Maryland and the District offer health insurance to workers who log 20 or more hours a week. But some Democratic-leaning communities, including Dearborn, Mich., and Long Beach, Calif., have imposed caps on part-time workers to keep them below the 30-hour threshold.

Officials in Utah’s Granite School District, which includes about 70,000 students in the Salt Lake City area, said their new policy limiting part-timers to 29 hours a week affected about 1,200 workers. Extending benefits to all of them would have cost the district $14 million annually, officials estimated.

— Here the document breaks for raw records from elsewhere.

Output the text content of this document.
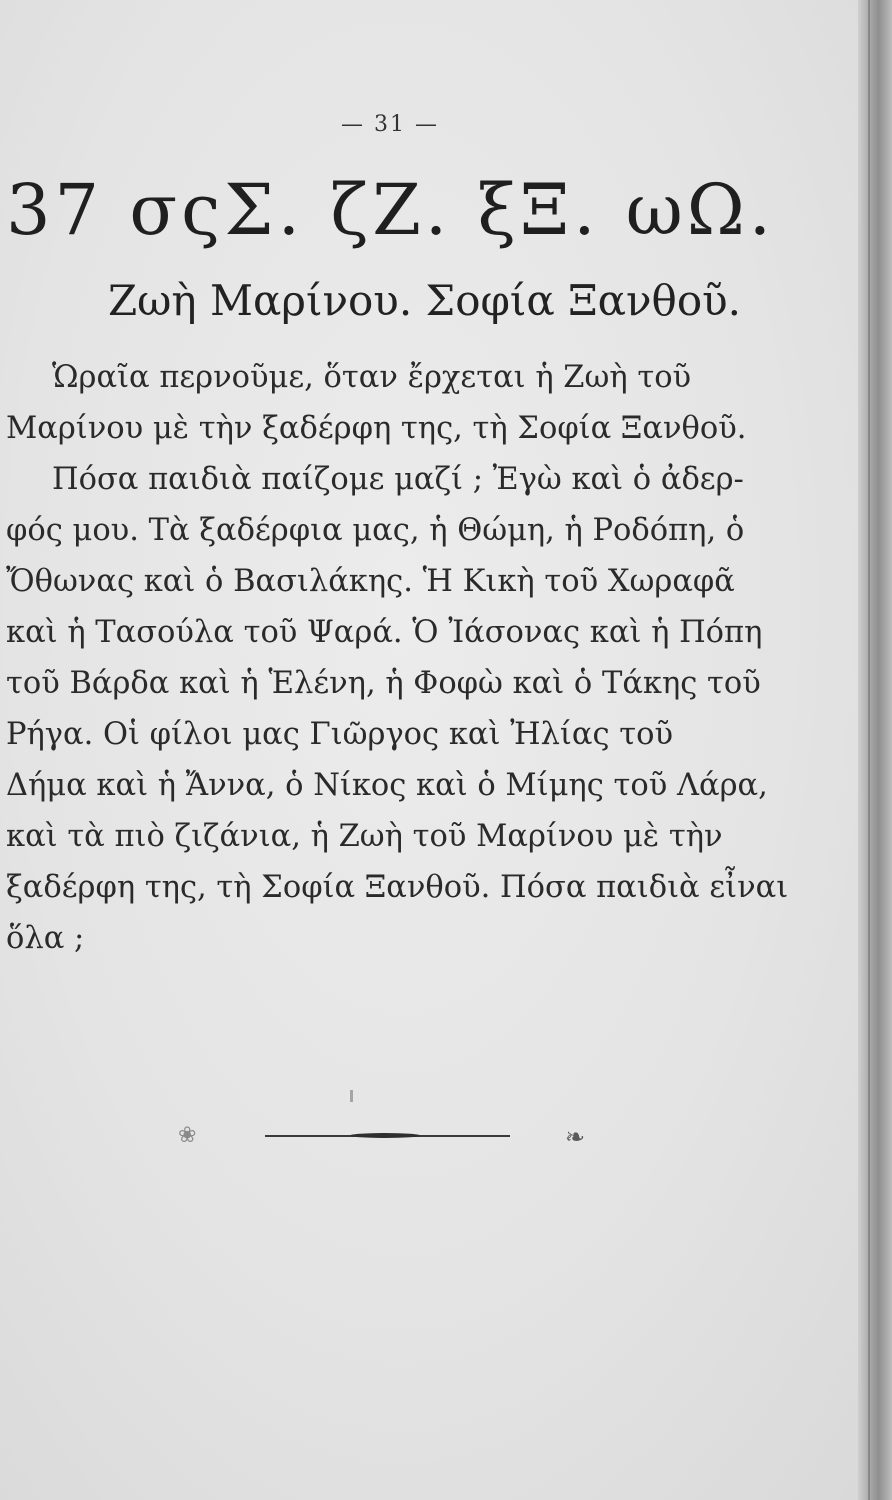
— 31 —
37 σςΣ. ζΖ. ξΞ. ωΩ.
Ζωὴ Μαρίνου. Σοφία Ξανθοῦ.
Ὡραῖα περνοῦμε, ὅταν ἔρχεται ἡ Ζωὴ τοῦ
Μαρίνου μὲ τὴν ξαδέρφη της, τὴ Σοφία Ξανθοῦ.
Πόσα παιδιὰ παίζομε μαζί ; Ἐγὼ καὶ ὁ ἀδερ-
φός μου. Τὰ ξαδέρφια μας, ἡ Θώμη, ἡ Ροδόπη, ὁ
Ὄθωνας καὶ ὁ Βασιλάκης. Ἡ Κικὴ τοῦ Χωραφᾶ
καὶ ἡ Τασούλα τοῦ Ψαρά. Ὁ Ἰάσονας καὶ ἡ Πόπη
τοῦ Βάρδα καὶ ἡ Ἑλένη, ἡ Φοφὼ καὶ ὁ Τάκης τοῦ
Ρήγα. Οἱ φίλοι μας Γιῶργος καὶ Ἠλίας τοῦ
Δήμα καὶ ἡ Ἄννα, ὁ Νίκος καὶ ὁ Μίμης τοῦ Λάρα,
καὶ τὰ πιὸ ζιζάνια, ἡ Ζωὴ τοῦ Μαρίνου μὲ τὴν
ξαδέρφη της, τὴ Σοφία Ξανθοῦ. Πόσα παιδιὰ εἶναι
ὅλα ;
❀	❧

The biggest impact was felt by substitute teachers, said Gayleen Gandy, president of the school board. The best ones, she said, regularly work more than 30 hours a week. The administration’s delay is unlikely to cause the district to review the new cap on hours.

“From what I understood, the change simply extended the implementation timeline,” she said. “That really doesn’t change anything about what we decided. It just put us ahead of the game for next year.”

Pace, the music professor, said it will be a challenge to make ends meet, even with the odd jobs he does to supplement his college income, which has been cut to $17,000 a year. He gives bass and guitar lessons in his Del Ray home, plays live gigs around the Washington area and runs a nonprofit group called the D.C. Jazz Composers Collective.

He said the state should have recognized the contribution of workers such as himself and coughed up the extra money to offer insurance. Because that didn’t happen, he said, he would have preferred to keep the status quo rather than to end up with reduced hours and an $8,000 pay cut.

“We treat this as our job,” Pace, 34, said. “We devote all of our time and love and hours to teaching our adjunct classes. This isn’t right on any level.”